Objectif de cet article: vous aider à décider quoi mettre en place avant le prochain cas, quoi faire pendant l’arrêt, et quoi documenter pour rester cohérent, réactif et au clair avec vos assurances.
Burn-out au travail: définir le risque pour pouvoir décider
Un phénomène lié au travail, pas une étiquette médicale à gérer
L’Organisation mondiale de la Santé (OMS) décrit le burn-out dans la CIM-11 comme un phénomène du contexte professionnel, et précise qu’il n’est pas classé comme une maladie. Il renvoie à un stress chronique au travail qui n’a pas été géré efficacement, avec des manifestations typiques: épuisement, prise de distance/cynisme, et baisse d’efficacité.

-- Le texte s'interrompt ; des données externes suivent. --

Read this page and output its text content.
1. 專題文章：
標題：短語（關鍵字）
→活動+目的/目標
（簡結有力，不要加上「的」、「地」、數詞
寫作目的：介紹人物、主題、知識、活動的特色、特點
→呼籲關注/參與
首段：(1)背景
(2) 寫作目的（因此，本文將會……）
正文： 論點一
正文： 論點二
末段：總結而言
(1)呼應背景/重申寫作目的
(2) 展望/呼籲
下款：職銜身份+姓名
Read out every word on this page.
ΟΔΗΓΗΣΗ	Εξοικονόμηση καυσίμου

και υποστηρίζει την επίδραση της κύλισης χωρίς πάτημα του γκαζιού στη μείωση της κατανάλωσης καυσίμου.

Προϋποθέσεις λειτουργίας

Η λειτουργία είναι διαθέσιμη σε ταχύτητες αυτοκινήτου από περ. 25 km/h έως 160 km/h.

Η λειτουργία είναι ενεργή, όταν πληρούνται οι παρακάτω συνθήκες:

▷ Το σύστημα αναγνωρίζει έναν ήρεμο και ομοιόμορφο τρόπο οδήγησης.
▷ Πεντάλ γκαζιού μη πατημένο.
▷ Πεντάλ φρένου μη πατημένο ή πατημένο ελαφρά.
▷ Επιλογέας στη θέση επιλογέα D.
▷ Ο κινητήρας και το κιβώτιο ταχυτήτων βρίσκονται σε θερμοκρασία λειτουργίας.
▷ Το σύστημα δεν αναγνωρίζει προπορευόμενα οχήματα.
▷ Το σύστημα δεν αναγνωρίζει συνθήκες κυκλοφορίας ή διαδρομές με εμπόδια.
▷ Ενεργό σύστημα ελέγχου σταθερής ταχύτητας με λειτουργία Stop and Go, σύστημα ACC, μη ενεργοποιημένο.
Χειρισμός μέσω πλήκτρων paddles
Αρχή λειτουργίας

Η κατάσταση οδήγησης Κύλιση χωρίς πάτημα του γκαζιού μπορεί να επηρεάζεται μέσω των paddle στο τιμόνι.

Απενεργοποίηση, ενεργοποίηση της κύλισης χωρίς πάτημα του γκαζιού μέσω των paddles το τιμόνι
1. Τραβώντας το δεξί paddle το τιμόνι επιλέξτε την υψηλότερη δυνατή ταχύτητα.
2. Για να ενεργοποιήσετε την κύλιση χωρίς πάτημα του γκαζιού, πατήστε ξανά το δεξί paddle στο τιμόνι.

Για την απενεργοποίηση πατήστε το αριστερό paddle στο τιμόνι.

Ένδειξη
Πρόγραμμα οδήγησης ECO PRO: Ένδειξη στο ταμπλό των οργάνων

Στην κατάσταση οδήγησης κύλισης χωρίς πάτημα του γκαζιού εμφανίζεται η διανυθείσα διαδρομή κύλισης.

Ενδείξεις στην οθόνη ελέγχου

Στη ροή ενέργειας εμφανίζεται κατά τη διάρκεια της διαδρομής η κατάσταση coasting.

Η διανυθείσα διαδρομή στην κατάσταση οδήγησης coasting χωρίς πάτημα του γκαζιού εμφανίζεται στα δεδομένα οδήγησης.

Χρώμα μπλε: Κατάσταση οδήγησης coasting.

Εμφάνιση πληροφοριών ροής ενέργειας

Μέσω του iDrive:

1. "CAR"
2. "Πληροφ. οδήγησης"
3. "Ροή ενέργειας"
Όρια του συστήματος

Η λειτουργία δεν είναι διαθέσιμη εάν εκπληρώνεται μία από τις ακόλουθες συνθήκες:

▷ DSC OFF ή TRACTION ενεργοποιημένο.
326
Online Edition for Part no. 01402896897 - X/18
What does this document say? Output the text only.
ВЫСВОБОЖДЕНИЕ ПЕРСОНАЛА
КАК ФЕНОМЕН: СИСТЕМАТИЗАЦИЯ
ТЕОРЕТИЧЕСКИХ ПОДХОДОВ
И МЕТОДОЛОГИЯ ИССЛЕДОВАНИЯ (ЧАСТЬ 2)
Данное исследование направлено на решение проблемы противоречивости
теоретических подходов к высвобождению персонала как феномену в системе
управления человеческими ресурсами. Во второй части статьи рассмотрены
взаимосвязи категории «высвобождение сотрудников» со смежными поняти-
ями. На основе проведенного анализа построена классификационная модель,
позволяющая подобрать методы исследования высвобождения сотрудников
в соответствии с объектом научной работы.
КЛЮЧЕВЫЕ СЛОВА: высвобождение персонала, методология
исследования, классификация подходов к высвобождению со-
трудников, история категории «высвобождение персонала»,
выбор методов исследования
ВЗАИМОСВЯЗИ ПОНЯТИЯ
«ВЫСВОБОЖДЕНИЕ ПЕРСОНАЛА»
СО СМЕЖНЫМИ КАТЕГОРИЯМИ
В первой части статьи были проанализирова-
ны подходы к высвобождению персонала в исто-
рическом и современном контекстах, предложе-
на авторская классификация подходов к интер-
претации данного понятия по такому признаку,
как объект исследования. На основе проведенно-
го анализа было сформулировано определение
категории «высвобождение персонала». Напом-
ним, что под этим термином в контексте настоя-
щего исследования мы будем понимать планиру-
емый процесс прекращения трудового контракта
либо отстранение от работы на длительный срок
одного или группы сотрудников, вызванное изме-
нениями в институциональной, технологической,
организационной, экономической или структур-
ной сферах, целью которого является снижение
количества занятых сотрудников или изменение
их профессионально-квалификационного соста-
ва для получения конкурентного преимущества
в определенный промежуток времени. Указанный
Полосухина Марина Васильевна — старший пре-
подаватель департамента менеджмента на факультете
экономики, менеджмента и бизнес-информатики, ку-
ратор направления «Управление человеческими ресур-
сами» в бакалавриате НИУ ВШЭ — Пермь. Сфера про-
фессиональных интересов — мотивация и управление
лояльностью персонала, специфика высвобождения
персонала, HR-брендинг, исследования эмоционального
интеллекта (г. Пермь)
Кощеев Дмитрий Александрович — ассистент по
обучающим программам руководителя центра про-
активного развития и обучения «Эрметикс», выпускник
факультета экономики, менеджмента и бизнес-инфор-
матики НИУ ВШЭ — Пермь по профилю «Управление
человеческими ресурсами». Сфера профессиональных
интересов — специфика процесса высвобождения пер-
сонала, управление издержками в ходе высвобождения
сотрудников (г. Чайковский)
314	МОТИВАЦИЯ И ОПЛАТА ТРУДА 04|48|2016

Conséquence pour une PME: on ne “gère” pas un mot, on gère une situation d’incapacité de travail et les facteurs organisationnels qui y contribuent.

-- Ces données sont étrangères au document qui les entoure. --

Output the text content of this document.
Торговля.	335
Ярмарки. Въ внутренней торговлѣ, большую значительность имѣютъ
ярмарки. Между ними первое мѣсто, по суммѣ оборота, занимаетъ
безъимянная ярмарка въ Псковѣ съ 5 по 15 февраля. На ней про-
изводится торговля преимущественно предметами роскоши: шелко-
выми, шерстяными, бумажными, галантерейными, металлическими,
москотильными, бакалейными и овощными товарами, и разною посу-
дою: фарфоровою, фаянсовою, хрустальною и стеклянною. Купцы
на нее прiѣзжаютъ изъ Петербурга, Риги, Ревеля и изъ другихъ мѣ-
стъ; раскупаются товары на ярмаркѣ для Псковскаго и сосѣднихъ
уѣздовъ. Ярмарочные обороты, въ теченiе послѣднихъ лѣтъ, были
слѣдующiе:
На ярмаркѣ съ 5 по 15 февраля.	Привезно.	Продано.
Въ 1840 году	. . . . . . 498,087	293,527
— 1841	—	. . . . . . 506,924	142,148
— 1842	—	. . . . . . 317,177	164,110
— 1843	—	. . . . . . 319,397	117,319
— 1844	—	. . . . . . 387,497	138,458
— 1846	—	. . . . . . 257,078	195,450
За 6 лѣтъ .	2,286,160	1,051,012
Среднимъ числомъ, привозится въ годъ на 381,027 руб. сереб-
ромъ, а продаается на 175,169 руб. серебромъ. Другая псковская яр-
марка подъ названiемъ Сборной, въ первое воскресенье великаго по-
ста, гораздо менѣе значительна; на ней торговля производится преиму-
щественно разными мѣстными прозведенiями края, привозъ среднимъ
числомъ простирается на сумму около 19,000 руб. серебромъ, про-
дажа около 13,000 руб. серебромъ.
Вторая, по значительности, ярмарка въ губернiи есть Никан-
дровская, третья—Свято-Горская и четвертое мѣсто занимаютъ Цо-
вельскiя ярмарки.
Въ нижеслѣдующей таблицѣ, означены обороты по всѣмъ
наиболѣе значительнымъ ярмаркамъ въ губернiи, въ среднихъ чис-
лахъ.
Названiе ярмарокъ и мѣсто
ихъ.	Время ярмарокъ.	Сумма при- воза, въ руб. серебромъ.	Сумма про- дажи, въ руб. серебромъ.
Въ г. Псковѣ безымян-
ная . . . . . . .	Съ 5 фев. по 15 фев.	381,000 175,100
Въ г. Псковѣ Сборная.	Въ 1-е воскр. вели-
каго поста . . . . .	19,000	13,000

Un risque psychosocial, donc un sujet d’organisation du travail
Le SECO rappelle que les risques psychosociaux incluent le stress et le burn-out, et qu’ils sont liés notamment à une organisation du travail insuffisante et à un environnement social défavorable. Il souligne aussi leurs effets possibles sur l’entreprise (par exemple performance et coûts).
La Suva ajoute un point important pour le pilotage: les causes sont souvent à la fois professionnelles et personnelles.
Cela explique pourquoi la prévention et la documentation (et pas seulement l’assurance) font la différence.
Responsabilités de l’employeur en Suisse: protéger la santé psychique et agir
Le cadre légal: santé, surmenage, intégrité
La Loi sur le travail impose à l’employeur de protéger la santé des travailleurs et d’organiser le travail afin de les préserver, autant que possible, des dangers menaçant leur santé et du surmenage.
L’OLT 3 précise que l’employeur doit prendre toutes les mesures nécessaires pour assurer et améliorer la protection de la santé physique et psychique.
Elle encadre aussi la logique de suivi (contrôler l’efficacité des mesures) et d’information/instruction des travailleurs sur les risques physiques et psychiques potentiels et sur les mesures de protection.
Enfin, le Code des obligations (art. 328) ancre le devoir de l’employeur de protéger et respecter la personnalité du travailleur, notamment sa santé et son intégrité.
Traduction opérationnelle: ce que l’on attend d’une PME “pilotée”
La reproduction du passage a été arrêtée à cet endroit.